Paolo, timido fantasma di 26 anni, ha finalmente la possibilità di uscire dal limbo dei senza fissa identità. Occhi dolci e accento romano, per anni si è aggirato per le vie della capitale con il terrore di essere notato e cacciato e allo stesso tempo con la speranza che qualcuno lo vedesse, lo riconoscesse, assicurandogli che era tutto a posto, che era libero dalla maledizione che chissà chi gli aveva inflitto da bambino.
Perché Paolo è nato a Roma da genitori filippini e lì ha vissuto, frequentando la scuola e poi lavorando come tutti i comuni mortali, ma alla questura risulta scomparso dall'età di sei anni e da allora non è più presente nel permesso di soggiorno della madre come figlio minorenne regolarmente residente.
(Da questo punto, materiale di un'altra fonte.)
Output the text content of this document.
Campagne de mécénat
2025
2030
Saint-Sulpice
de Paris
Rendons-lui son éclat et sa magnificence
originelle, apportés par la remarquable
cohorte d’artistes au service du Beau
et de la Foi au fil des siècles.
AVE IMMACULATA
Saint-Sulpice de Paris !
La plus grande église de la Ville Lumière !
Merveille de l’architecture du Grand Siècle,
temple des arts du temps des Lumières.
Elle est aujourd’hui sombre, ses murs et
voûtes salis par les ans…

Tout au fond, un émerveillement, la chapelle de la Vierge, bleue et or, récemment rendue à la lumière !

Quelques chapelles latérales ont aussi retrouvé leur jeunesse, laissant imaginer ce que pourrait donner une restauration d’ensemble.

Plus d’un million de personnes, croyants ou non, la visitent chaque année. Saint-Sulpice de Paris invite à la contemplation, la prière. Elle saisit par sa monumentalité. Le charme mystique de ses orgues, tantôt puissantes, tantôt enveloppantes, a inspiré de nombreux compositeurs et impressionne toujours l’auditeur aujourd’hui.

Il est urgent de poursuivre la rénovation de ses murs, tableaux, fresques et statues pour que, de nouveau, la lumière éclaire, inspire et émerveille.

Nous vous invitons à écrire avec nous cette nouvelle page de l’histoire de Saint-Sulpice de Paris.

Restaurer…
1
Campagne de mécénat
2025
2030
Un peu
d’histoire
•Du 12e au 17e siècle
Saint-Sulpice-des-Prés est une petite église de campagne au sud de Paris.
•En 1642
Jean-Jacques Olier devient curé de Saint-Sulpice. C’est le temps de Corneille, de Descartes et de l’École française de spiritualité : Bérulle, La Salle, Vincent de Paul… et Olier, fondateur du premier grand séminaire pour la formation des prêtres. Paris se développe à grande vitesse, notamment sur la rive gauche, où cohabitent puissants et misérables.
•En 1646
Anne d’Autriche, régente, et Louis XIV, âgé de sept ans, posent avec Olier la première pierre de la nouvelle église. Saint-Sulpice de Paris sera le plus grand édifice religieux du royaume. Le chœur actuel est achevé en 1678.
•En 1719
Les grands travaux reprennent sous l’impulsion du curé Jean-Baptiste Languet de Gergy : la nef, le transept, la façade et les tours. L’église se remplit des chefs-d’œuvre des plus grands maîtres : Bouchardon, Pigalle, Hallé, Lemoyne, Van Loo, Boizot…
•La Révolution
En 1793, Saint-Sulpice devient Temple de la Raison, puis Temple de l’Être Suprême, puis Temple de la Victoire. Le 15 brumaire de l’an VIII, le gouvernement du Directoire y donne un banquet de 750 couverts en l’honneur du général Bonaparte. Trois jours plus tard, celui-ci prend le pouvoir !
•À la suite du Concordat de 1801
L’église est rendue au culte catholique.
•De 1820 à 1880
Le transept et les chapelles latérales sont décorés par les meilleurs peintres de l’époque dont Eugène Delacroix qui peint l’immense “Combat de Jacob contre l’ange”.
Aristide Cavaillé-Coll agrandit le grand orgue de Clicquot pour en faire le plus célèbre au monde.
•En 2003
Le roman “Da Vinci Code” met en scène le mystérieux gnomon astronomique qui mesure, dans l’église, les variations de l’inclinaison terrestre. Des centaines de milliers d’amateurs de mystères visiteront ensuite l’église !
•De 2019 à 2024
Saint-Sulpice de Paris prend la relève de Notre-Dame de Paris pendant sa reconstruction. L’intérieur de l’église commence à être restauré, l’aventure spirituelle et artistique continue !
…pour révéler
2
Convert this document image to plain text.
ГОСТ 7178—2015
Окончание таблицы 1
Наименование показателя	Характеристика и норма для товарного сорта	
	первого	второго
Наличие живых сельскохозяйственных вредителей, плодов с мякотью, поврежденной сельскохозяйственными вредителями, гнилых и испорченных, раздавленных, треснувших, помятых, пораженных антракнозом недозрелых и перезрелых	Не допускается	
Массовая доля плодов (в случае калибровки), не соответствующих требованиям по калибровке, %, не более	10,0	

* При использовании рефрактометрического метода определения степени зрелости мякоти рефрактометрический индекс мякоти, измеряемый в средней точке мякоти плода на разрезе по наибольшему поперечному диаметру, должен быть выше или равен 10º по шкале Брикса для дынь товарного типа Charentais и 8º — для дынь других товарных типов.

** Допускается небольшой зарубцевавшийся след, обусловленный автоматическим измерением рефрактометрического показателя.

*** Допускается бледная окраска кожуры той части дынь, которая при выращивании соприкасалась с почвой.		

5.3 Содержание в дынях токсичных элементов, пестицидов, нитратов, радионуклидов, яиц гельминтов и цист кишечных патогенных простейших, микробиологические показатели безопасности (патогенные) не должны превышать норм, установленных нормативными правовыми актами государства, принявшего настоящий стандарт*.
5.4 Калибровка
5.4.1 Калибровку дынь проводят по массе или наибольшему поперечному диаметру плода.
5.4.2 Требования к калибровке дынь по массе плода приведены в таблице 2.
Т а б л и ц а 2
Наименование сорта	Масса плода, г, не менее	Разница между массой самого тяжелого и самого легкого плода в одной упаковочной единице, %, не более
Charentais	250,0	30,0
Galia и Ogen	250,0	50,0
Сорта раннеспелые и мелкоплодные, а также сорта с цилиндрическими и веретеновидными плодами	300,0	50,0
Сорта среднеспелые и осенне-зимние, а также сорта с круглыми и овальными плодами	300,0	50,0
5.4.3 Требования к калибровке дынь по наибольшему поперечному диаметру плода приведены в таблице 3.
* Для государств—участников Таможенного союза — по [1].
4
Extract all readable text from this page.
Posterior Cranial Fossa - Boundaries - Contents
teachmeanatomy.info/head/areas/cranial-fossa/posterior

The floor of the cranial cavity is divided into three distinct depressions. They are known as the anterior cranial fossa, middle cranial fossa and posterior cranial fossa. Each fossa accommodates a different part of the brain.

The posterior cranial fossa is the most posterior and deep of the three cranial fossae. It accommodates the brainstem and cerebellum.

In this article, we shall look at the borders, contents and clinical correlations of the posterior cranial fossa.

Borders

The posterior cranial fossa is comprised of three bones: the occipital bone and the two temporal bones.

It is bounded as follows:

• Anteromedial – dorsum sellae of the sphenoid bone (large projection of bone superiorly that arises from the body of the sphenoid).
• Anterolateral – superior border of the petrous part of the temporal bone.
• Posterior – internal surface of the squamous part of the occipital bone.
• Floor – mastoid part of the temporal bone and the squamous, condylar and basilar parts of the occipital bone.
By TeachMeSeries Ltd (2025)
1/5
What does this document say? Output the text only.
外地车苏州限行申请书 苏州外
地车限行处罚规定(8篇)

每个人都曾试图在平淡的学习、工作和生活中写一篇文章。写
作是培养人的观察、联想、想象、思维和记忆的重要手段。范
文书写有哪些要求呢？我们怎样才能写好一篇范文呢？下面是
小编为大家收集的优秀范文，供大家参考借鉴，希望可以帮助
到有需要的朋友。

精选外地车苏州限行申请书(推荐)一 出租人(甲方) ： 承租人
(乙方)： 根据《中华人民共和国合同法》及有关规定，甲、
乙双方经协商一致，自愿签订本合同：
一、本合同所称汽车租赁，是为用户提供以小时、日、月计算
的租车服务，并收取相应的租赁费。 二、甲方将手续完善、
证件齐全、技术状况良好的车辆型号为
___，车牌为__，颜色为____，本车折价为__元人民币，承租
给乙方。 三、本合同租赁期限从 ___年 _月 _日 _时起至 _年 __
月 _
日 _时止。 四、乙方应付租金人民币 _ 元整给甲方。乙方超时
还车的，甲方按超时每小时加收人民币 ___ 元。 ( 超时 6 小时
Né le autorità competenti né i genitori, che invece risultano sempre regolari -come i suoi fratelli più piccoli- gli hanno saputo spiegare come sia potuto accadere l'arcano, senza che nessuno se ne accorgesse né mai venissero chiesti chiarimenti. Tra il rischio di restare in Italia senza documenti adatti e senza la possibilità di chiedere la cittadinanza italiana e l'angosciante idea di andare a vivere nelle sconosciute Filippine, per anni Paolo è vissuto in un limbo: persino la Polizia, una volta ascoltata la sua storia surreale, si è rifiutata di espellere un fantasma nato a Roma.
Qualcosa è cambiato quando Paolo si è imbattuto, navigando sul web, nel forum della Rete G2, ricevendo consigli utili per non svanire del tutto e non farsi abbindolare. Anche familiari e amici si sono impegnati a fondo per cercare una via d'uscita finché, a forza di insistere, le porte del limbo si sono aperte grazie "all'amico di un amico" nelle forze dell'ordine, che ha compreso l'assurdità della situazione e ha deciso di dare una mano per far uscire Paolo dall'ombra. Così da alcuni mesi la vita del giovane G2 ha riconquistato consistenza grazie a un permesso di soggiorno per ricerca di occupazione, che in verità scadrà già tra poche settimane. Ma a quanto pare di questo si devono accontentare i fantasmi italiani del nuovo millennio.